Jaime Harrison Sets Congressional Fundraising Record With $57 Million Haul
Jaime Harrison, the Democratic nominee in South Carolina who is challenging GOP Sen. Lindsey Graham, raised $57 million in the third quarter this year – a record amount over that period of time for a Senate race, Harrison’s campaign announced on Sunday (Oct. 11).
He smashed the previous three-month haul of $38 million by Democrat Beto O’Rourke in the third quarter of 2018, in his race against incumbent Texas Sen. Ted Cruz.
“This campaign is making history because we’re focused on restoring hope back to South Carolina. After 25 years in Washington, Lindsey Graham has changed into someone voters no longer recognize, and these resources will be instrumental in our efforts to send Lindsey home in November,” said Harrison campaign spokesman Guy King, according to The Post and Courier.
Graham, who has evolved into an unwavering Donald Trump supporter in the Senate, has not announced his third quarter fundraising total. He has unabashedly appeared on Fox News to beg conservatives to fund his campaign.

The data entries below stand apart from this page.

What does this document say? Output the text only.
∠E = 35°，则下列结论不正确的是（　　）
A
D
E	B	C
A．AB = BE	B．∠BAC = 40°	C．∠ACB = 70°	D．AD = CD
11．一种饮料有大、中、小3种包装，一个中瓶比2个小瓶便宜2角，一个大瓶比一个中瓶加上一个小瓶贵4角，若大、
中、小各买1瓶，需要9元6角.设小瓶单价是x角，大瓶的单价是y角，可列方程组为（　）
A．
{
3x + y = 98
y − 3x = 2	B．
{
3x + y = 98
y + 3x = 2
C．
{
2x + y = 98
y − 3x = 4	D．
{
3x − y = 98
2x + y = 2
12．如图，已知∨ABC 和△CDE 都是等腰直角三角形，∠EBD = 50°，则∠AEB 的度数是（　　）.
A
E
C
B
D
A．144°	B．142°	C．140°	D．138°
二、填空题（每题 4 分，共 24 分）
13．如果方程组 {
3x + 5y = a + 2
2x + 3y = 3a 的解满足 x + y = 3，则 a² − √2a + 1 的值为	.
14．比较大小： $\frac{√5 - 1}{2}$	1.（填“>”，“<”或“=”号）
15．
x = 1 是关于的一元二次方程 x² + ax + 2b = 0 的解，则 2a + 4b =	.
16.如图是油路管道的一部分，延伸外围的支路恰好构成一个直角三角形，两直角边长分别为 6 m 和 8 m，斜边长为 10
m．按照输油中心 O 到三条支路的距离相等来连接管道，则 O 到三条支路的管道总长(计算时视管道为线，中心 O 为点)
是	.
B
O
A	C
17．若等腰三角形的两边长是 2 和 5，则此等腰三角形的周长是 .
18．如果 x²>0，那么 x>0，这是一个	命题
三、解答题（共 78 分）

“I’m getting overwhelmed. Help me,” he pleaded on air. “They’re killing me, money-wise. Help me. You helped me last week — help me again.”
The New York Times reported that money has poured into the coffers of Democratic challengers in Senate races. There was a huge bump in donations following the Sept. 18 death of U.S. Supreme Court Justice Ruth Bader Ginsburg.
Graham serves as chairman of the Senate Judiciary Committee and is making every effort to fill the vacant Supreme Court seat with Trump’s nominee Judge Amy Coney Barrett.
It’s a shameless about-face from 2016. Graham supported GOP Senate Majority Leader Mitch McConnell’s controversial decision four years ago to block confirmation hearings of President Barack Obama’s pick, Judge Merrick Garland, to replace the late conservative Justice Antonin Scalia prior to the presidential election.
Back then, the Republicans argued that the newly-elected president should nominate a Supreme Court justice in the weeks before a presidential election.